In this case, Nieves filed her motion for a refund in the same criminal case in which her convictions had been invalidated. That approach "provides a fair, prompt, and efficient means of resolving a defendant's claim." Commonwealth v. Sacco, 401 Mass. 204, 208 (1987). In Martinez, 482 Mass. at 792-795, we outlined the process a claimant should follow when seeking refund of other categories of fees after a conviction has been invalidated. The process begins with the defendant filing a motion for refund "in the court where he or she was convicted." Id. at 793. That same process should be followed when seeking return of parole supervision fees.

Conclusion.

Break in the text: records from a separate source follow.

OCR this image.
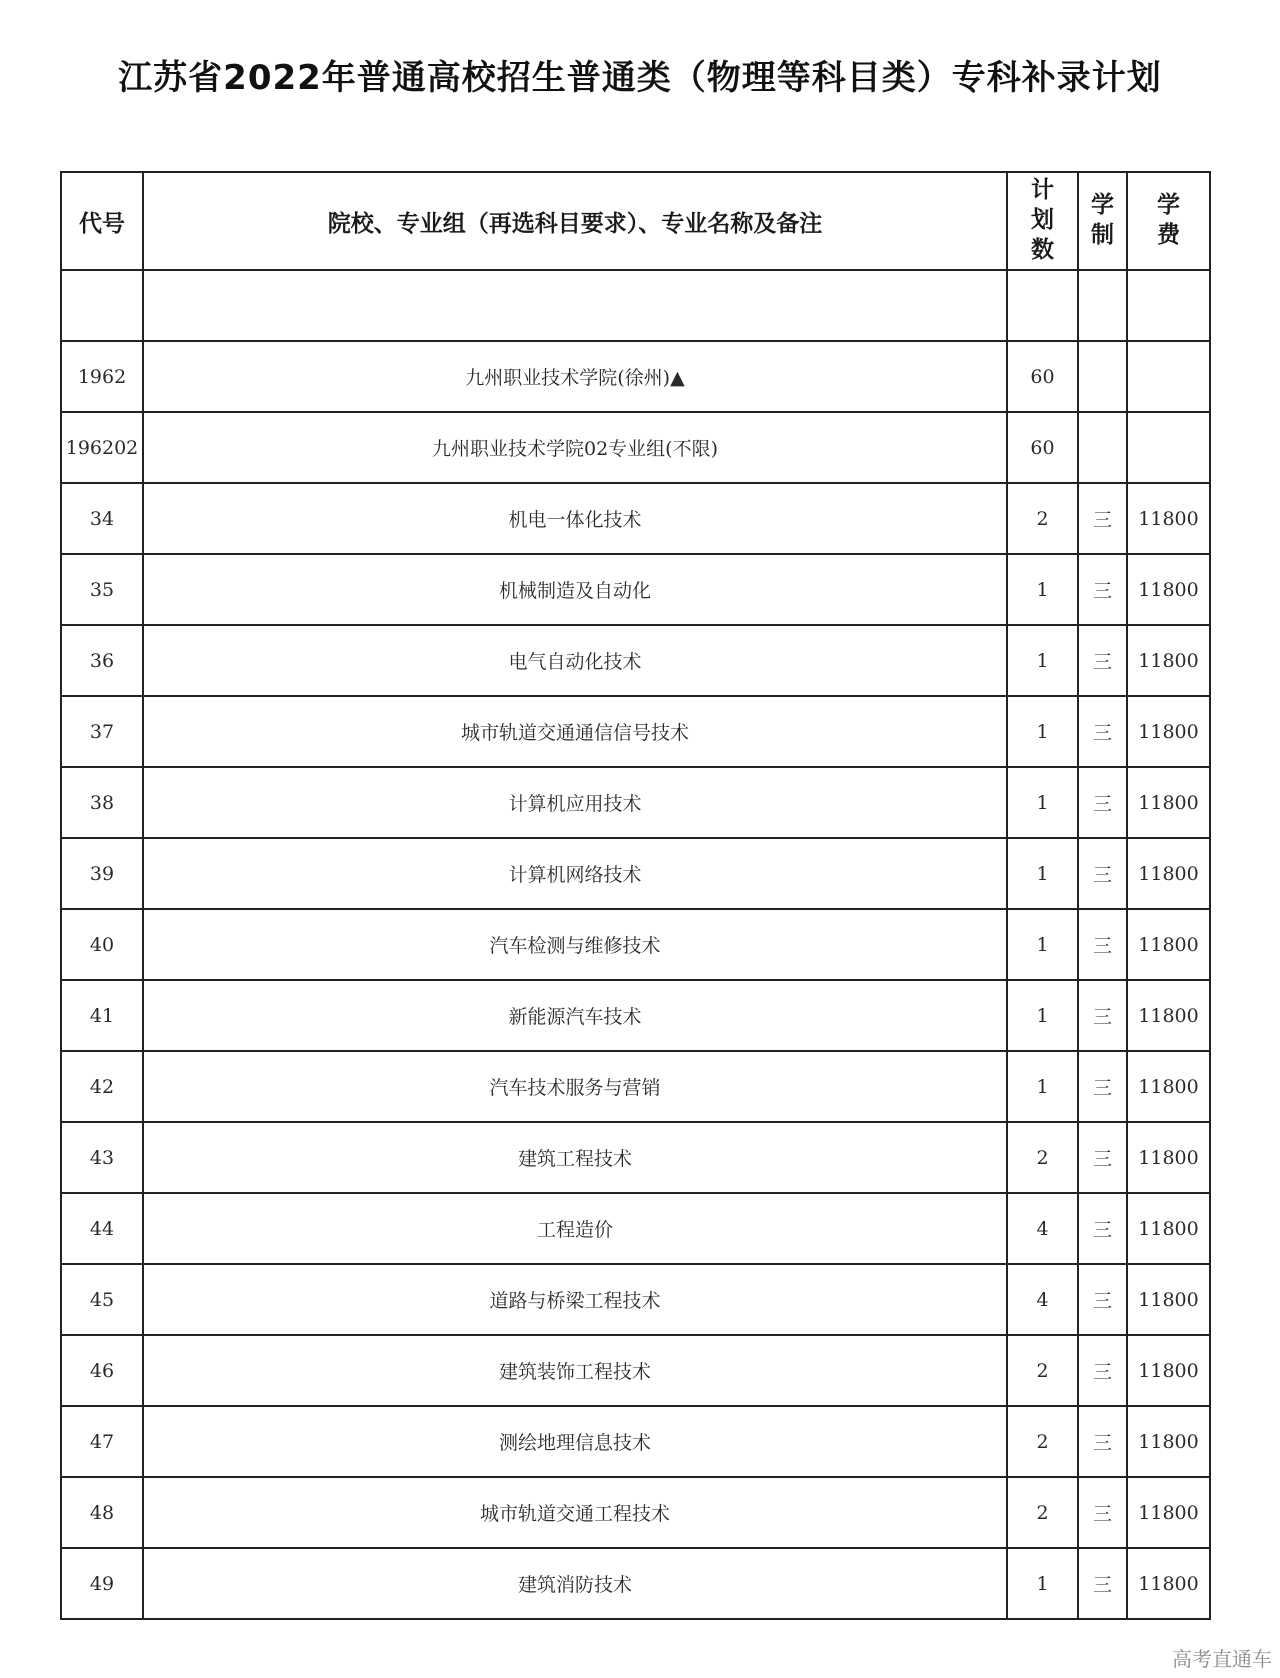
江苏省2022年普通高校招生普通类（物理等科目类）专科补录计划
代号	院校、专业组（再选科目要求）、专业名称及备注	计划数	学制	学费

1962	九州职业技术学院(徐州)▲	60		
196202	九州职业技术学院02专业组(不限)	60		
34	机电一体化技术	2	三	11800
35	机械制造及自动化	1	三	11800
36	电气自动化技术	1	三	11800
37	城市轨道交通通信信号技术	1	三	11800
38	计算机应用技术	1	三	11800
39	计算机网络技术	1	三	11800
40	汽车检测与维修技术	1	三	11800
41	新能源汽车技术	1	三	11800
42	汽车技术服务与营销	1	三	11800
43	建筑工程技术	2	三	11800
44	工程造价	4	三	11800
45	道路与桥梁工程技术	4	三	11800
46	建筑装饰工程技术	2	三	11800
47	测绘地理信息技术	2	三	11800
48	城市轨道交通工程技术	2	三	11800
49	建筑消防技术	1	三	11800
高考直通车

We need go no further. [Note 2] The order denying Nieves's motion for refund of parole supervision fees is vacated, and the case is remanded to the Superior Court for further proceedings on the motion consistent with this opinion.

So ordered.

The case was submitted on briefs.

Benjamin H. Keehn, Committee for Public Counsel Services, & Susan F. Damiano for the defendant.

Randall E. Ravitz, Assistant Attorney General, for the Commonwealth.


[Note 1] The parole board has since waived Nieves's balance of unpaid parole supervision fees, amounting to $480.

[Note 2] As in Commonwealth v. Martinez, 480 Mass. 777, 797 (2018), we refrain from attempting to craft a global remedy for the refund of fines, fees, and costs in all of the cases tainted by Annie Dookhan and Sonia Farak. We respect the parties' ongoing efforts to resolve the matter globally in litigation that is pending in the Federal District Court.